Теперь он не томился скукой. Знакомство с Америкой, в особенности с Америкой тех лет, дало (или вернуло) ему нечто очень существенное — веру в свободу; царившая вокруг всеобщая решимость определять судьбы нации на собственный страх и риск — невзирая на не всегда удачные прямые результаты — скорее воодушевляла его, чем угнетала. Он понял, что нередко казавшаяся ему смешной провинциальность американцев как раз спасает их от ханжества. Даже имевшиеся в изобилии доказательства мятежных настроений, недовольства, тенденция к тому, чтобы брать закон в свои руки — весьма опасный процесс, при котором судья так легко превращается в палача, — словом, вся эндемия насилия, порожденная опьяневшей от свободы конституцией,[343]находила в его глазах известное оправдание. Юг был охвачен духом анархии, но даже это Чарльз готов был предпочесть железному и косному порядку, который правил у него на родине.

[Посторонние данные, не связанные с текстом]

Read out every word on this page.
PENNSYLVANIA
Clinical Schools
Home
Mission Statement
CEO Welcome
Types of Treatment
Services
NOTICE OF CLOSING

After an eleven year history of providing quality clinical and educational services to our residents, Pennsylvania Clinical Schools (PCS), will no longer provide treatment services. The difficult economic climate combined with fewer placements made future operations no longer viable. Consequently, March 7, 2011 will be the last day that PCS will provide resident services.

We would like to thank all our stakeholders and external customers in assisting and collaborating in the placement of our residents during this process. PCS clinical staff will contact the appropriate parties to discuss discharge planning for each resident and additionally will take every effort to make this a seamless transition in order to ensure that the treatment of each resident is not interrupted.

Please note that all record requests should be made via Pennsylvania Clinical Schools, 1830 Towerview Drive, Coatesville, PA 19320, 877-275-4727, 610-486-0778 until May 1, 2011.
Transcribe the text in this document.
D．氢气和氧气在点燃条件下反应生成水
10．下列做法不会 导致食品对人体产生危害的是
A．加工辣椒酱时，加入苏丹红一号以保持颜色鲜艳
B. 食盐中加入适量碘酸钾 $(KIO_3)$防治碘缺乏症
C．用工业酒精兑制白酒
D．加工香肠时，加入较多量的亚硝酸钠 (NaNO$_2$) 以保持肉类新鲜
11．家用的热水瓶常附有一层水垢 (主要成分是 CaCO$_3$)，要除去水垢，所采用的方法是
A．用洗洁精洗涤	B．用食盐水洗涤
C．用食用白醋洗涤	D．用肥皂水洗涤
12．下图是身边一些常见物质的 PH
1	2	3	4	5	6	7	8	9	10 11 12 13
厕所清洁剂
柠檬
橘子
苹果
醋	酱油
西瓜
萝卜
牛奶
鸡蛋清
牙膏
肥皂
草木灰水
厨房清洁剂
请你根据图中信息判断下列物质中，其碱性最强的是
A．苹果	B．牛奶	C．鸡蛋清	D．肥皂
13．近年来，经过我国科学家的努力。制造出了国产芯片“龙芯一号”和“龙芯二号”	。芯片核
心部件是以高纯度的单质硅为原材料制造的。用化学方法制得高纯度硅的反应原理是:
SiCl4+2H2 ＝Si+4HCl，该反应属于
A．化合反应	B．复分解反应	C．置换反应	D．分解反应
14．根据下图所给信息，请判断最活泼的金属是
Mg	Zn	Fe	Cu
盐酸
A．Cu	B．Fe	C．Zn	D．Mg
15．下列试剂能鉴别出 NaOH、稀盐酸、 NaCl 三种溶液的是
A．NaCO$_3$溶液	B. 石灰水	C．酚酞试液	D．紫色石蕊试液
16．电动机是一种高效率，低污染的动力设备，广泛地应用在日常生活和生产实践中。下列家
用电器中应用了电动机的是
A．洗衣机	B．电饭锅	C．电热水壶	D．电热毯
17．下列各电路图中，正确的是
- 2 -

Но он выразил все это сам. В один прекрасный вечер, еще в Чарльстоне, он случайно забрел на океанский мыс, обращенный в сторону Европы — до нее было добрых три тысячи миль. Там он сочинил стихотворение — чуть более удачное, чем то, отрывок из которого я приводил в предыдущей главе.

 

За чем они стремились? Что за цель

Одушевляла их во время оно?

За истиной, которая досель

Неведома сединам Альбиона?

Я в их краю чужой, но мне сродни

Пыл юности в их мыслях и порывах,

Их вера в то, что породят они

Людей иных — и более счастливых.

Они проложат путь ко временам,

Когда все будут братьями до фоба,

И рай земной они построят там,

Где правили неравенство и злоба.

И пусть самонадеянная мать

Твердит, что сын привязан к ней навеки,

Младенец только начал ковылять —

Он вырвется из-под ее опеки.

И с гордостью за юную страну —

Начало лучших, будущих Америк —

Он глядя вдаль, благословит волну,

Что вынесла его на этот берег.

 

И теперь — в окружении этих туманно-жеманных ямбов и риторических вопросительных знаков (правда, рифма в конце — «Америк/берег» — пожалуй, не так уж плоха), мы на один абзац покинем Чарльза.

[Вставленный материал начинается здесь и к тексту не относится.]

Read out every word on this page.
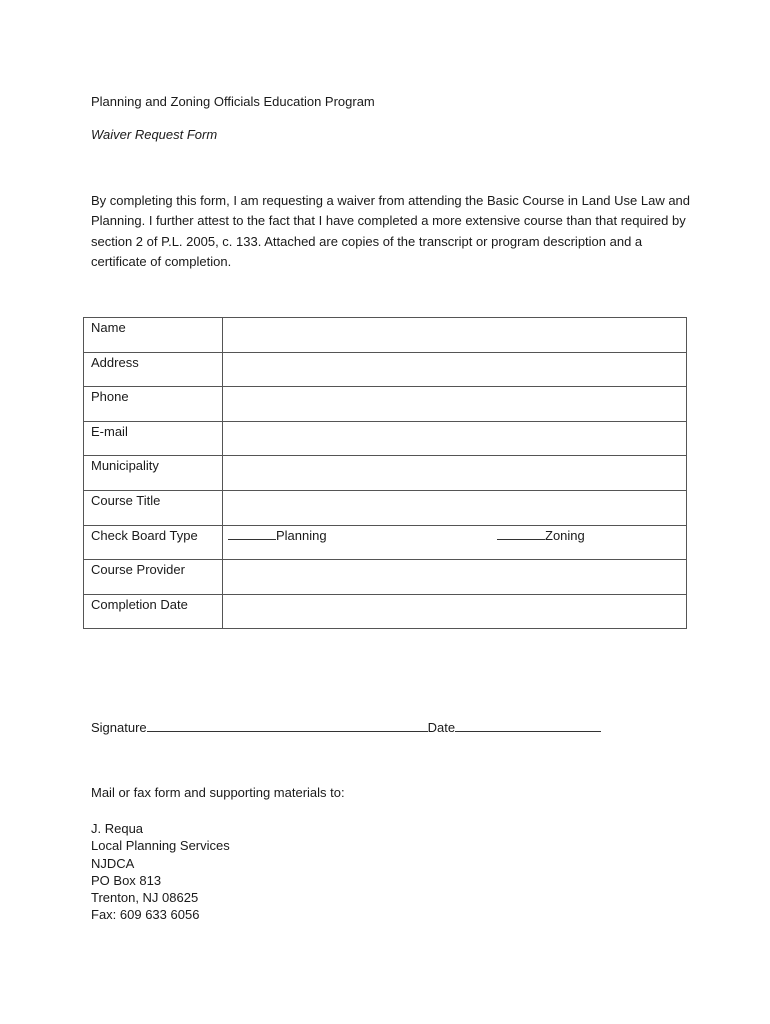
Planning and Zoning Officials Education Program
Waiver Request Form

By completing this form, I am requesting a waiver from attending the Basic Course in Land Use Law and Planning. I further attest to the fact that I have completed a more extensive course than that required by section 2 of P.L. 2005, c. 133. Attached are copies of the transcript or program description and a certificate of completion.

Name	
Address	
Phone	
E-mail	
Municipality	
Course Title	
Check Board Type	Planning Zoning

Course Provider	
Completion Date	
Signature	Date
Mail or fax form and supporting materials to:
J. Requa
Local Planning Services
NJDCA
PO Box 813
Trenton, NJ 08625
Fax: 609 633 6056
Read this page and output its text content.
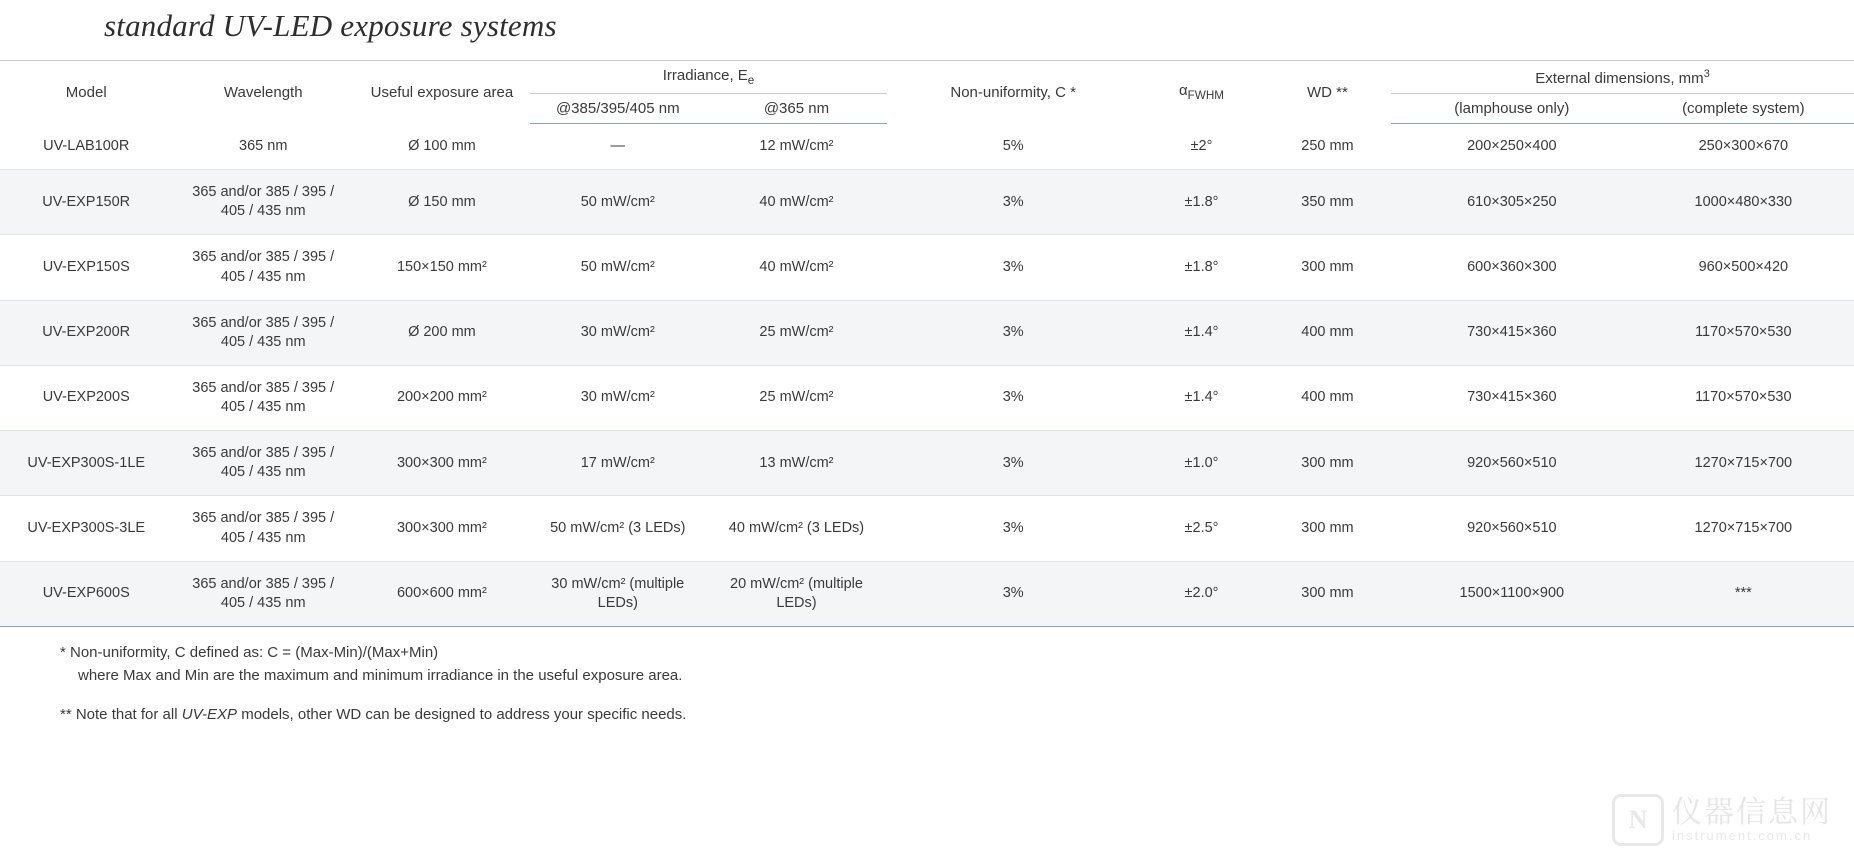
standard UV-LED exposure systems
Model	Wavelength	Useful exposure area	Irradiance, $E_e$		Non-uniformity, C *	$\alpha_{FWHM}$	WD **	External dimensions, $mm^3$
			@385/395/405 nm	@365 nm				(lamphouse only)	(complete system)
UV-LAB100R	365 nm	Ø 100 mm	—	12 mW/cm²	5%	±2°	250 mm	200×250×400	250×300×670
UV-EXP150R	365 and/or 385 / 395 / 405 / 435 nm	Ø 150 mm	50 mW/cm²	40 mW/cm²	3%	±1.8°	350 mm	610×305×250	1000×480×330
UV-EXP150S	365 and/or 385 / 395 / 405 / 435 nm	150×150 mm²	50 mW/cm²	40 mW/cm²	3%	±1.8°	300 mm	600×360×300	960×500×420
UV-EXP200R	365 and/or 385 / 395 / 405 / 435 nm	Ø 200 mm	30 mW/cm²	25 mW/cm²	3%	±1.4°	400 mm	730×415×360	1170×570×530
UV-EXP200S	365 and/or 385 / 395 / 405 / 435 nm	200×200 mm²	30 mW/cm²	25 mW/cm²	3%	±1.4°	400 mm	730×415×360	1170×570×530
UV-EXP300S-1LE	365 and/or 385 / 395 / 405 / 435 nm	300×300 mm²	17 mW/cm²	13 mW/cm²	3%	±1.0°	300 mm	920×560×510	1270×715×700
UV-EXP300S-3LE	365 and/or 385 / 395 / 405 / 435 nm	300×300 mm²	50 mW/cm² (3 LEDs)	40 mW/cm² (3 LEDs)	3%	±2.5°	300 mm	920×560×510	1270×715×700
UV-EXP600S	365 and/or 385 / 395 / 405 / 435 nm	600×600 mm²	30 mW/cm² (multiple LEDs)	20 mW/cm² (multiple LEDs)	3%	±2.0°	300 mm	1500×1100×900	***
* Non-uniformity, C defined as: C = (Max-Min)/(Max+Min)
where Max and Min are the maximum and minimum irradiance in the useful exposure area.
** Note that for all UV-EXP models, other WD can be designed to address your specific needs.
N 仪器信息网
instrument.com.cn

Прошло уже почти три месяца с тех пор, как Мэри сообщила мужу взволновавшую его новость; сейчас конец апреля. За это время Сэм окончательно залез в долги к Фортуне, получив в дар свое долгожданное второе издание — на сей раз мужского пола. Стоит теплый воскресный вечер; в воздухе разлит аромат золотисто-зеленых почек и перезвон церковных колоколов; на кухне бренчит посуда — это его недавно оправившаяся после родов жена вместе с прислугой готовит ужин; и пока Сэм наверху забавляется с детьми — девочка уже начинает ходить и цепляется за отцовские колени, где лежит трехнедельный сынишка, кося своими темными глазенками (Сэм от них в восторге: «Ишь, востроглазый, шельмец!»), — случается невероятное: что-то в этом младенческом взгляде пронзает Сэмову далеко не бостонскую душу.

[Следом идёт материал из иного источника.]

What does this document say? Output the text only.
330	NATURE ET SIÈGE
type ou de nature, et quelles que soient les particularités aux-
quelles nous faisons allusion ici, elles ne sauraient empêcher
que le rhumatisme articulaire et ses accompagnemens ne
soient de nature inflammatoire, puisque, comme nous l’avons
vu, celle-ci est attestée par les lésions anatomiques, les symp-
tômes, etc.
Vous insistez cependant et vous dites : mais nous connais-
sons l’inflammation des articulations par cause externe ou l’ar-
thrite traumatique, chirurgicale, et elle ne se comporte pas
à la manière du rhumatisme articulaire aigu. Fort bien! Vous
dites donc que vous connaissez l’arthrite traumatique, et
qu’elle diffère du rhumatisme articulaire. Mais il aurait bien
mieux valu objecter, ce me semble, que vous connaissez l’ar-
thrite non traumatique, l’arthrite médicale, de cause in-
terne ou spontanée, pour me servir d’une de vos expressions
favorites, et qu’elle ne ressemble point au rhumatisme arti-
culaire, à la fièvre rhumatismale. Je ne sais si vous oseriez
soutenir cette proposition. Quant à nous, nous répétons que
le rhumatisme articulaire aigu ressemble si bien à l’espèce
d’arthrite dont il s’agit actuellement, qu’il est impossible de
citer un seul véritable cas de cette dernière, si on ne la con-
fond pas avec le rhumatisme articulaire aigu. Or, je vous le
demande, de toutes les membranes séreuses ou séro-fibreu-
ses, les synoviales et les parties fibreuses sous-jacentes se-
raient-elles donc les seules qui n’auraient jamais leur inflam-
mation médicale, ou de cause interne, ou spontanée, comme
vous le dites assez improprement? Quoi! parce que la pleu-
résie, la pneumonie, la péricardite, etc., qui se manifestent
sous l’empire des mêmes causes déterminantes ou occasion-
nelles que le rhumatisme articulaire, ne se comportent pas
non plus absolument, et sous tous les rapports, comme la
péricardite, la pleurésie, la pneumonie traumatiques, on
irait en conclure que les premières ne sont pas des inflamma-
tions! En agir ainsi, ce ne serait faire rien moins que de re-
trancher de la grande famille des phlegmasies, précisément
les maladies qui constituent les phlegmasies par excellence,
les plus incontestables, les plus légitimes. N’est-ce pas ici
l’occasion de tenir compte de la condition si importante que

Два дня спустя, когда Чарльз, успевший к тому времени добраться до Нью-Орлеана, вернулся к себе в гостиницу с прогулки по Vieux Carre,[344]портье протянул ему телеграмму.

В ней стояло:

 

«ОНА НАШЛАСЬ. ЛОНДОН. МОНТЕГЮ».

 

Чарльз прочитал эти слова и отошел к дверям. После стольких месяцев ожидания, стольких событий… невидящим взором он смотрел на шумную улицу. Неизвестно отчего, без всякой эмоциональной связи, на глаза у него навернулись слезы. Он вышел наружу и, став у подъезда гостиницы, закурил сигару. Минуты через две он возвратился к конторке портье.

— Не можете ли вы мне сказать… когда отплывает ближайшее судно в Европу?

 

 

 

Она пришла, она уж здесь,

Моя отрада, Лалаге![345]

 

Томас Гарди. Ожидание

 

У моста он отпустил экипаж. Был последний день мая — погожий и теплый; дома утопали в зелени, небо сияло голубизной в разрывах курчавых, как белое руно, облаков. Летучая тень на минуту окутала Челси, хотя на том берегу, где тянулись складские строения, было по-прежнему солнечно.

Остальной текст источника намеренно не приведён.